Une nouvelle enquête révèle que le gouvernement américain s’appuie sur un pissant outil appelé « Locate X » pour localiser les téléphones n’importe où dans le monde entier. Locate X utilise l’identifiant publicitaire mobile des téléphones pour créer « un vaste réseau de localisation des appareils ». Les annonceurs peuvent alors établir « un profil évolutif d’informations » autour de cet identifiant en fonction de l’endroit où il accède aux services qui diffusent des publicités. Des courtiers en données utilisent ce réseau d’emplacements afin de créer des outils de suivi qui permettent de suivre une personne à la trace, dans les cliniques d’avortement, dans les lieux de culte, etc.
Locate X : un logiciel de suivi prisé par la police et le gouvernement américains
Une enquête publiée récemment par Atlas Data Privacy Corp, une société de protection de la vie privée basée dans le New Jersey, met en lumière comment les forces de l’ordre et d’autres organismes publics américains utilisent le programme de suivi « Locate X » pour suivre n’importe quelle personne à la trace. Et ils n’ont pas besoin d’un mandat pour suivre leurs cibles à la trace. Une capacité dangereuse qui devient de plus en plus banale aux États-Unis.
Le programme Locate X a été développé par le courtier en données Babel Street. Locate X permet à ses clients de dessiner un polygone numérique ou de baliser n’importe quel endroit sur une carte du monde, et de visualiser un historique chronologique légèrement daté (de quelques jours) des appareils mobiles entrant et sortant de la zone spécifiée.
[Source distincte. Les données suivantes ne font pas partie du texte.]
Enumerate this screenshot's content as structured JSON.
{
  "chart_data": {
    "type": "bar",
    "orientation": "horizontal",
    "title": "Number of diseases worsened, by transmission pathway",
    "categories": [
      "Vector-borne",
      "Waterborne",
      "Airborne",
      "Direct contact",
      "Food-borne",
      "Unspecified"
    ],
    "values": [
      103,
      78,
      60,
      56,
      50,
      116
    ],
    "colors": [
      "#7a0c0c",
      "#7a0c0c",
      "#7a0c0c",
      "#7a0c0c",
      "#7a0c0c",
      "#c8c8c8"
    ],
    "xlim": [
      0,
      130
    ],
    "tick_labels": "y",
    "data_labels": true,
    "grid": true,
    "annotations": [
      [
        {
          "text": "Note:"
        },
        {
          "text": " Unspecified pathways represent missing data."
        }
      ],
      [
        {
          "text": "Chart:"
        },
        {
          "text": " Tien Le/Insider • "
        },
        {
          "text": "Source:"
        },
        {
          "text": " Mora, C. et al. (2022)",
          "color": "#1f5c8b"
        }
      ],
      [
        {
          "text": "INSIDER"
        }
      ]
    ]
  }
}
L’outil permet aux clients de suivre les propriétaires de téléphones portables via leur Mobile Advertising ID (MAID).
Babel Street peut offrir cette capacité de suivi en consommant des données de localisation et d’autres informations d’identification qui sont collectées par de nombreux sites Web et diffusées à des dizaines de réseaux publicitaires qui peuvent souhaiter faire une offre pour montrer leur publicité à un utilisateur particulier. Une démonstration montre de manière très effrayante la façon dont Locate X peut être utilisé pour surveiller les patientes des cliniques d’avortement.
Un enregistrement d’écran du logiciel visionné par 404 Media et d’autres médias montre un groupe de centaines de téléphones portables – représentés par des points rouges sur une carte – au-dessus d’une clinique d’avortement. Ensuite, l’enregistrement montre le logiciel phare de Babel Street en train de tracer un appareil mobile spécifique d’un endroit à l’autre : d’une maison en Alabama, à un magasin Lowe’s, à une église, puis à une clinique d’avortement en Floride.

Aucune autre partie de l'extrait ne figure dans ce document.